Geringe Torfernte führt zu Preissteigerungen bei Kultursubstraten und Blumenerden


Gartenbauunternehmen und Hobbygärtner in Europa müssen sich auf deutlich steigende Preise für Substrate und Blumenerden einstellen. Der verregnete Sommer hat in Deutschland, Irland, Finnland und im Baltikum zu einem dramatischen Rückgang der Gewinnungsmengen von Torf geführt. In großen Regionen der Torfgewinnungsflächen konnte nur die Hälfte der Vorjahresmenge eingefahren werden. Der regnerische Sommer mit nur kurzen Trockenperioden bot der Torfwirtschaft in den Haupterntemonaten (Juni bis August) so gut wie keine Möglichkeit, die erforderlichen Mengen für die Saison 2007/2008 zu gewinnen. Die geringe Erntemenge, die bis Juni dieses Jahres gewonnen werden konnte, reicht zur Deckung des Bedarfes der Substratwirtschaft und der Hersteller von Blumenerden nicht aus.

Weiter kommt hinzu, dass die unter erschwerten Bedingungen gewonnenen Torfe feuchter und somit schwerer sind. Es ist daher mit verringerten Lademengen und somit höheren Logistikkosten zu rechnen.

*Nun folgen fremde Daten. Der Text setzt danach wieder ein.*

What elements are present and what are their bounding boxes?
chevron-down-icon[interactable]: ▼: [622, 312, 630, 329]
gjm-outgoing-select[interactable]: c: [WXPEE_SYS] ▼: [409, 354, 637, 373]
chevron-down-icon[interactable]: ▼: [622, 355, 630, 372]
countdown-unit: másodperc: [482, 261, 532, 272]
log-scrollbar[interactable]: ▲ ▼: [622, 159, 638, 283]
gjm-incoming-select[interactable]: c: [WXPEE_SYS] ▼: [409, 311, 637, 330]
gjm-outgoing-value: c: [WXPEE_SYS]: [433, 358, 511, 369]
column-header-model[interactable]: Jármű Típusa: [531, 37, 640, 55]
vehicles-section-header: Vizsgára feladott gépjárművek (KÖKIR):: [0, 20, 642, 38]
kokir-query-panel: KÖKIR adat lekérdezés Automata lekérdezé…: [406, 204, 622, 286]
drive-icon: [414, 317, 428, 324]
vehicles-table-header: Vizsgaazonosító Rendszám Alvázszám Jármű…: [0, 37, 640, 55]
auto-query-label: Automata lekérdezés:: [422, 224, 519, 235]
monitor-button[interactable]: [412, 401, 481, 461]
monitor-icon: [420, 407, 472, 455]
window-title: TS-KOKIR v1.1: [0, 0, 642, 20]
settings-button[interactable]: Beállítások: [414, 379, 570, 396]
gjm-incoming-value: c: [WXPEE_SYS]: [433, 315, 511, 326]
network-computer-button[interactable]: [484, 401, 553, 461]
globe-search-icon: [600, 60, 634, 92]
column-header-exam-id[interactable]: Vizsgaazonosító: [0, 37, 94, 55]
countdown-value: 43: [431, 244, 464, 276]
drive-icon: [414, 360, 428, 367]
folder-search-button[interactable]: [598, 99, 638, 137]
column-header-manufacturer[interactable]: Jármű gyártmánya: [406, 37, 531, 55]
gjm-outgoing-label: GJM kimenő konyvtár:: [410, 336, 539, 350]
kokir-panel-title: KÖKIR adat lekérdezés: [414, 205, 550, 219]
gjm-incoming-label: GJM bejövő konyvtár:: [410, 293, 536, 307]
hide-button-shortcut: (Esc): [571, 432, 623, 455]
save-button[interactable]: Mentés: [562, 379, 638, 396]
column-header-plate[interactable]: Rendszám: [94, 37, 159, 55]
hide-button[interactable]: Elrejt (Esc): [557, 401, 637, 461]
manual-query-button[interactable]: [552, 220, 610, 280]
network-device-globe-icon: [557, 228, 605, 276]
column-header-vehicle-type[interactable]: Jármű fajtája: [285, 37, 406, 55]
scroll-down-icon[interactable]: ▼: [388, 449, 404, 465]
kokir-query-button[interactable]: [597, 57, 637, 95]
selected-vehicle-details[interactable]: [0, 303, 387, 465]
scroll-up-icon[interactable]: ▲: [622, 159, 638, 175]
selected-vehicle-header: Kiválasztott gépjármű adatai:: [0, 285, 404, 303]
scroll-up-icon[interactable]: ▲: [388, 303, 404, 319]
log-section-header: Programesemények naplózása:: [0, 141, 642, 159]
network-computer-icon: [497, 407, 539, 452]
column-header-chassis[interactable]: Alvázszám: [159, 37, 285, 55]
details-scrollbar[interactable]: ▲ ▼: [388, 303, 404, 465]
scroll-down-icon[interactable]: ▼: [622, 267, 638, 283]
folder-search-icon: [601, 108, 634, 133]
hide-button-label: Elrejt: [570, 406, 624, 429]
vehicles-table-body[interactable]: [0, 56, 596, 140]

Als Folge wurden bereits Preiserhöhungen im zweistelligen Bereich von zahlreichen Rohstoffbetrieben angekündigt. Die Hersteller von Substraten und Blumenerden, die auf den knappen Rohstoff Torf als wesentliche Grundlage ihrer Produkte angewiesen sind, werden gezwungen sein, diese außerordentlichen Kostensteigerungen an die Verbraucher weitergeben zu müssen. An erster Stelle steht nach Auskunft der Hersteller jedoch zunächst die Sorge, die in der kommenden Saison im europäischen Erwerbsgartenbau dringend benötigten Substrate in ausreichender Menge und Qualität überhaupt zur Verfügung stellen zu können.


Bundesvereinigung
Torf- und Humuswirtschaft
im Industrieverband Garten (IVG) e.V.